Machine learning method helps radiologists diagnose uterine cancer

A machine learning algorithm based on perfusion weighted MRI accurately differentiated between benign and malignant tumors in the uterus, according to researchers at Tehran University of Medical Sciences (TUMS) in Iran.

There are no current criteria to differentiate uterine sarcomas—a rare disease with a poor prognosis—from other masses. And final diagnosis is often made only after surgery, wrote Mahrooz Malek, with the department of radiology at TUMS, and colleagues.

In the study, researchers tested a machine learning approach for distinguishing uterine sarcoma from leiomyomas on 42 women consisting of 60 total masses (10 sarcomas and 50 benign leiomyomas).

All participants underwent a traditional MRI followed by perfusion weighted magnetic resonance imaging (PWI). A radiologist outlined two regions of interest (ROI) on each tumor, and two additional ROIs were used for baseline comparison.

Taking 21 features extracted from the ROI of the entire tumor (ROIL), the area with the most marked contrast enhancement (ROIs) and the psoas muscle (ROIp), the machine learning method achieved an accuracy of nearly 92 percent, 100 percent sensitivity and 90 percent specificity.

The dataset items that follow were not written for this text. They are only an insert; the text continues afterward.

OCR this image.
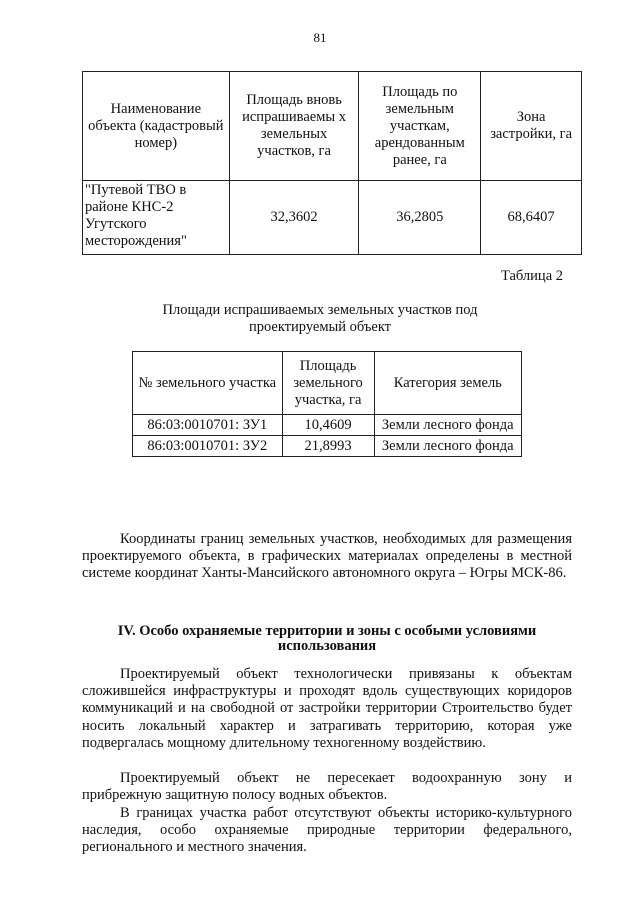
81
Наименование объекта (кадастровый номер)	Площадь вновь испрашиваемы х земельных участков, га	Площадь по земельным участкам, арендованным ранее, га	Зона застройки, га
"Путевой ТВО в районе КНС-2 Угутского месторождения"	32,3602	36,2805	68,6407
Таблица 2
Площади испрашиваемых земельных участков под проектируемый объект
№ земельного участка	Площадь земельного участка, га	Категория земель
86:03:0010701: ЗУ1	10,4609	Земли лесного фонда
86:03:0010701: ЗУ2	21,8993	Земли лесного фонда

Координаты границ земельных участков, необходимых для размещения проектируемого объекта, в графических материалах определены в местной системе координат Ханты-Мансийского автономного округа – Югры МСК-86.

IV. Особо охраняемые территории и зоны с особыми условиями использования

Проектируемый объект технологически привязаны к объектам сложившейся инфраструктуры и проходят вдоль существующих коридоров коммуникаций и на свободной от застройки территории Строительство будет носить локальный характер и затрагивать территорию, которая уже подвергалась мощному длительному техногенному воздействию.

Проектируемый объект не пересекает водоохранную зону и прибрежную защитную полосу водных объектов.

В границах участка работ отсутствуют объекты историко-культурного наследия, особо охраняемые природные территории федерального, регионального и местного значения.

That beat the 67 percent overall accuracy using seven parameters taken from the ROI representing the entire tumor.

Malek et al. did note that none of the parameters from ROIL and ROIs showed significant differences between sarcoma and benign leiomyomas, but maintained, with more research, their method could help diagnose uterine cancers.

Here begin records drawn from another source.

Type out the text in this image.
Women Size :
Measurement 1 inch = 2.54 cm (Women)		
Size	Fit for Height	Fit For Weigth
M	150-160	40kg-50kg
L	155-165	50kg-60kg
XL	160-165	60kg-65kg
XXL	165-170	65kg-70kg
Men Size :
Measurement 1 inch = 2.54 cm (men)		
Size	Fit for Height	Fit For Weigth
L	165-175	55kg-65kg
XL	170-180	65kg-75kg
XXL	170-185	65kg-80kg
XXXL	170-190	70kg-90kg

“These preliminary results suggested that the proposed method could be potentially utilized along with conventional MRI sequences to differentiate between sarcomas and leiomyomas,” the authors concluded. “As using this model will require computation of the PWI parameters, further studies on a larger sample size should be conducted to investigate cost-effectiveness of the method proposed in this study.”

The study was published online in the European Journal of Radiology.